Sara J. Bloomfield, the director of the US Holocaust Memorial Museum in Washington, said more than 500,000 students visit annually, but "attracting and sustaining their attention is an increasing challenge". The museum has increased its emphasis on personal stories and ideas - in addition to facts and events - in hopes of drawing in young people.

Technology was important, too, given its popularity with young people, "but it must be effective in generating engagement and learning", Bloomfield said.

"The effort to be relevant," she added, "can lead to the trivialisation of history."

For some experts, a worrisome trend is that museums focused on the Holocaust have shifted away from emphasising historical details and moved towards a "memorial culture", in the words of Yale University historian Timothy Snyder, a leading US scholar on World War II and the Holocaust.

"Most people of goodwill today would think, of course we should remember the Holocaust," said Snyder, the author of the new book On Tyranny: Twenty Lessons From The Twentieth Century. "But the level of historical knowledge among people about the Holocaust is not very high. Remembering becomes a kind of circle - where you're remembering to remember, but you don't remember what you're supposed to be remembering."

Museums that preserve and present the truth are also fighting revisionists and Holocaust deniers who are increasingly vocal on the internet, and who are confusing the public, at a time when firsthand accounts of the Holocaust are fading.

As the generation of survivors disappears, museums dealing with Holocaust-related issues are seeking a new narrative, said Emile Schrijver, general director of the Amsterdam Jewish Cultural Quarter, which includes the Jewish Museum and the new Dutch National Holocaust Museum. "The strength of a lot of the information that we provide has always come from the people who experienced it," he said.

At the same time, the US has seen a spike in attacks on Jewish cemeteries, Nazi swastikas sprayed on walls at schools and more than 150 bomb threats across the country at Jewish community centres, schools and synagogues, according to the Anti-Defamation League, whose offices have also been targeted.

In Europe, attacks on Jewish schools and a kosher grocery store in France are examples of a trend on the rise for a decade that has included anti-Semitic incidents in Germany, Britain and other countries.
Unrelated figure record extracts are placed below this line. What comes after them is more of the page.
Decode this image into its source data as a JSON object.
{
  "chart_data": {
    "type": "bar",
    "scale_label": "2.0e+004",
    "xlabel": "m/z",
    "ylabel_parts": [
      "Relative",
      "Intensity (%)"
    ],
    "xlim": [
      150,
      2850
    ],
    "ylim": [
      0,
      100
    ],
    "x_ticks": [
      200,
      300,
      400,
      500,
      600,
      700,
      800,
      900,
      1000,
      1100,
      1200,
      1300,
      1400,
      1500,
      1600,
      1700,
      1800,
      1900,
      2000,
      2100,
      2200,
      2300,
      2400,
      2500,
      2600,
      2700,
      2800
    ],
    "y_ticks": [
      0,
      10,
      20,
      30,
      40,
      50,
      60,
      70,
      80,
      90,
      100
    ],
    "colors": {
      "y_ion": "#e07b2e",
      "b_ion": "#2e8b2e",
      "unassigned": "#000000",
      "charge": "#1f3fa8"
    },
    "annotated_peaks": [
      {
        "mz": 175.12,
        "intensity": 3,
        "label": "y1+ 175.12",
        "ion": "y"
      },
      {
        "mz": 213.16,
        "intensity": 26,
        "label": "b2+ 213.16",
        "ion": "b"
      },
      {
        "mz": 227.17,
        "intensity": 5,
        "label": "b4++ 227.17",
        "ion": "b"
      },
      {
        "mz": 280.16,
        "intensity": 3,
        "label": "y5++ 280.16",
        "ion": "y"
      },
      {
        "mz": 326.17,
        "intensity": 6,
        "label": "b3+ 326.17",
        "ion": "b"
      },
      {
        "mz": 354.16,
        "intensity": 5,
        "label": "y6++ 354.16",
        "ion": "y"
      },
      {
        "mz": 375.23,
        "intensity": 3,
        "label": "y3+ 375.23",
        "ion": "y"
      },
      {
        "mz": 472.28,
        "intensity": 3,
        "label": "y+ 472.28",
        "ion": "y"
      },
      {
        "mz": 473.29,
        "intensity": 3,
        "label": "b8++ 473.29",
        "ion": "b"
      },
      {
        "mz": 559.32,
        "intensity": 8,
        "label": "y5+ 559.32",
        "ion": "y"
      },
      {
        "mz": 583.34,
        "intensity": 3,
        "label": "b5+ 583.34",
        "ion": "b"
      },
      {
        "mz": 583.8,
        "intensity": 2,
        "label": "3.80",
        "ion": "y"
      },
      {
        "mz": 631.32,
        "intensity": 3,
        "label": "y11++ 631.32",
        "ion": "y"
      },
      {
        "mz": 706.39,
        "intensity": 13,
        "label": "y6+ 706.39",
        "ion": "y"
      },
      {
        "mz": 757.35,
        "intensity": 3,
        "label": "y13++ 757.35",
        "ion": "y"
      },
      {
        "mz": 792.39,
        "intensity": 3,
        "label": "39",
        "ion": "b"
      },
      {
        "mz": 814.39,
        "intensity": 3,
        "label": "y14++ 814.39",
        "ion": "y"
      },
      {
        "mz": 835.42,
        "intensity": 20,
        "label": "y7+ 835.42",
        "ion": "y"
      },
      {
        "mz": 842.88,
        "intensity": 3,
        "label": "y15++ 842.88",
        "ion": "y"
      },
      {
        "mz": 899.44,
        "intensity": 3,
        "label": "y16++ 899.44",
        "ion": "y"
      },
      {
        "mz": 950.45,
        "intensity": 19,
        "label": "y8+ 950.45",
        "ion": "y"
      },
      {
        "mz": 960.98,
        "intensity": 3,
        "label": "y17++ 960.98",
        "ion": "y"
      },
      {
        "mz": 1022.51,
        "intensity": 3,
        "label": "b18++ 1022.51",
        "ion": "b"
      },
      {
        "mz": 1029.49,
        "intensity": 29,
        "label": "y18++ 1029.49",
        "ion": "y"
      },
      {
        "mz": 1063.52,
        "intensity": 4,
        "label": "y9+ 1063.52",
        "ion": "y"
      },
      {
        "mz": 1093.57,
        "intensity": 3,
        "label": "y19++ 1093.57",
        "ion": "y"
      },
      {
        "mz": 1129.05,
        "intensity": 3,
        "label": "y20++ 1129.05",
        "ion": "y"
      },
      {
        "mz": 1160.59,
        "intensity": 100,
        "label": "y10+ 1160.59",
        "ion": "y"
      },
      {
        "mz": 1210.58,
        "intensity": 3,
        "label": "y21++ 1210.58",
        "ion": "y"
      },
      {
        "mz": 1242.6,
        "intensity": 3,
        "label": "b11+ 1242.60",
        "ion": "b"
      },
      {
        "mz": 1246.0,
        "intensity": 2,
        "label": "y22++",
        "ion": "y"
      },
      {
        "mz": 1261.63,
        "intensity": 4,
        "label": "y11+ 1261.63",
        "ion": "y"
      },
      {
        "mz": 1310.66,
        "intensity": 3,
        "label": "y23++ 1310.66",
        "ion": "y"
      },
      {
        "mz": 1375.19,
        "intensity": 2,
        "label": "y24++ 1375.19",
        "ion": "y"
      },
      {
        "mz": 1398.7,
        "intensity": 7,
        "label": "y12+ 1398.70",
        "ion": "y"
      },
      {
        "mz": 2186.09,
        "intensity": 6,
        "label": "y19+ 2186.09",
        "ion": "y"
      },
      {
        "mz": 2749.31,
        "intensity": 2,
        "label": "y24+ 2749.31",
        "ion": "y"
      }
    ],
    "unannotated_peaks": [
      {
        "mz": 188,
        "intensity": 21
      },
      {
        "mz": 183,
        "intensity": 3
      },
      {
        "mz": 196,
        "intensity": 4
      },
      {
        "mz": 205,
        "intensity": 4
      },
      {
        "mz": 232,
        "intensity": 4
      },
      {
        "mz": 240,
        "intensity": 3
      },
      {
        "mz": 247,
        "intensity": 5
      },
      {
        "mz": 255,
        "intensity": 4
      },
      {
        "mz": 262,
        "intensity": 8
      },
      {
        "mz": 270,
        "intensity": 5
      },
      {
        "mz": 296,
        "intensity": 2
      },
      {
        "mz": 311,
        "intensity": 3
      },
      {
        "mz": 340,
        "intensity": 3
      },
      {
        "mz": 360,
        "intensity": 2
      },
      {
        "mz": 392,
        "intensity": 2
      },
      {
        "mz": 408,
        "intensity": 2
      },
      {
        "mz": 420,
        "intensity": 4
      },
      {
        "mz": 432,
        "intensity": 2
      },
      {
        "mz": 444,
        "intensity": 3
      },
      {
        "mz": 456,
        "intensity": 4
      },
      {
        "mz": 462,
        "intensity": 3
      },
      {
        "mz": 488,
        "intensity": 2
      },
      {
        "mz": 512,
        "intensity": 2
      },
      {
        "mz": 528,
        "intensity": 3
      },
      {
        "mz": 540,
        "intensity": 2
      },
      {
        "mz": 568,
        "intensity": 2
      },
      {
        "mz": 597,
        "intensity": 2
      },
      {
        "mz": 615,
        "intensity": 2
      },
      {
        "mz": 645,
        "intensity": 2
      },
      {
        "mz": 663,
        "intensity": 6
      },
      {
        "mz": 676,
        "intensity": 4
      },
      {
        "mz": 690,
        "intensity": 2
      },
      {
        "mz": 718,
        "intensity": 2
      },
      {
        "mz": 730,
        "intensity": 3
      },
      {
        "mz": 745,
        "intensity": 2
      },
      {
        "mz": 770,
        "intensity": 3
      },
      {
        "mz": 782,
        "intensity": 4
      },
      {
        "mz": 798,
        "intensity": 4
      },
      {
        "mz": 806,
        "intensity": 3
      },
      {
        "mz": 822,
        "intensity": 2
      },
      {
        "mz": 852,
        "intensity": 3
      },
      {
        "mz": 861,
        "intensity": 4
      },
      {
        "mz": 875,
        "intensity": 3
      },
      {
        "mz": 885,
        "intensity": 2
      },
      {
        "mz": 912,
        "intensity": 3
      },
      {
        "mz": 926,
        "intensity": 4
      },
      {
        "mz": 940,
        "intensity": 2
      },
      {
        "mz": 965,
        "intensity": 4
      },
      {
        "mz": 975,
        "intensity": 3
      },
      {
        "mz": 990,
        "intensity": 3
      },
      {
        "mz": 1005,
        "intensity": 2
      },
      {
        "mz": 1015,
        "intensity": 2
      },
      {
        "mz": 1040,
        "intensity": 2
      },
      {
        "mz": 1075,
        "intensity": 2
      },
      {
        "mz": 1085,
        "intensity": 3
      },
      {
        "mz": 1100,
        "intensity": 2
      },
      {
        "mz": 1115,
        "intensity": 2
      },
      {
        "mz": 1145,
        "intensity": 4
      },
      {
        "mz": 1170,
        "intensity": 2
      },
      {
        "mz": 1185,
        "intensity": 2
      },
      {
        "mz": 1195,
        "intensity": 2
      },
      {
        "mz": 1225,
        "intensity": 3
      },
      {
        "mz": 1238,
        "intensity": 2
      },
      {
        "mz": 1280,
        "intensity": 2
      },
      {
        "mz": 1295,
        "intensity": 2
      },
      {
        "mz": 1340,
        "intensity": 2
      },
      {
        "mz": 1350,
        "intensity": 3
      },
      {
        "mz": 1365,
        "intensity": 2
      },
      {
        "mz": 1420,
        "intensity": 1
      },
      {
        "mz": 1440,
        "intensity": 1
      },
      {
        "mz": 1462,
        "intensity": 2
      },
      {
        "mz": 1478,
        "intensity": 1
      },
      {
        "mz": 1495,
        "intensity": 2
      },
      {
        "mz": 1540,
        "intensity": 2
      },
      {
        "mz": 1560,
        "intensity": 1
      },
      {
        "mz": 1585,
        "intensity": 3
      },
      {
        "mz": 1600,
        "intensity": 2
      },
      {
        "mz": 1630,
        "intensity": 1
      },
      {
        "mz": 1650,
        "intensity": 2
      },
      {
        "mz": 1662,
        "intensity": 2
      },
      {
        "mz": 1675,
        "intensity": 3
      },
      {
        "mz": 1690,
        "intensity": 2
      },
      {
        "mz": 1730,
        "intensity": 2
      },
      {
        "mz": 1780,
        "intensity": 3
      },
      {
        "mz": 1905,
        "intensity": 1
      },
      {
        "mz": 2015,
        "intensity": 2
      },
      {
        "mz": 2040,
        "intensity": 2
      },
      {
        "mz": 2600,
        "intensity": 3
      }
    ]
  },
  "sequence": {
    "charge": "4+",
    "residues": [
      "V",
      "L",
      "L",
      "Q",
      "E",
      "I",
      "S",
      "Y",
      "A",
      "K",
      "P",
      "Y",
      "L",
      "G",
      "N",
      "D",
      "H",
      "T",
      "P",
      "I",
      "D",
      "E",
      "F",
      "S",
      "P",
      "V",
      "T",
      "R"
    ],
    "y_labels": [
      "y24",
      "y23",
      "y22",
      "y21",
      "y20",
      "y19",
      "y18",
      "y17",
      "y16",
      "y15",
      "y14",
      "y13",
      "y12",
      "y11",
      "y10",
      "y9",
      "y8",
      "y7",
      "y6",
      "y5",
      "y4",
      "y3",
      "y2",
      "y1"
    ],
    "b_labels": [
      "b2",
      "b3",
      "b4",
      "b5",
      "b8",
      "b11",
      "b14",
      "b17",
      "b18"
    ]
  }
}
A European Union Agency for Fundamental Rights report from 2016 concluded that 76 per cent of Jewish people surveyed "believe that anti-Semitism has increased in the country where they live during the past five years". "What schools need, and what anyone who wants to learn about the topic needs, are institutions that provide information on a trustworthy level," Schrijver said.

Léontine Meijer-van Mensch, programme director of the Jewish Museum Berlin, which is devoted to the broad scope of Jewish history, including the Holocaust, said that a 2016 visitor survey found that people "want to know, or they want to know more about the Holocaust".

That museum plans to open an 18 million euro (about S$27.3 million) redesign of its permanent exhibition in 2019. It will begin with a better overview of the Nazi rise to power in Germany and give more attention to the "inner Jewish perspective" of German Jews trying to cope with National Socialism.

"I'd like to be a relevant institution that also takes a stand," she said.

Liebe Geft, director of the Museum of Tolerance in Los Angeles, said that Frank's story "has been romanticized and distorted in many ways", and putting her life and writing in greater historical context was critical to educating young people.

"Anne's gift as a writer is remarkable, and through its simplicity and its naturalness, we find a connection to her as a young teenager whose questions and challenges are as relevant today as ever," Geft said. " If you contrast the normalcy of her literary content with the insanity of a world torn asunder by evil and hate, the legacy of her diaries and essays is an eternal lesson to confront anti-Semitism, to denounce hate and injustice, and to speak up against persecution."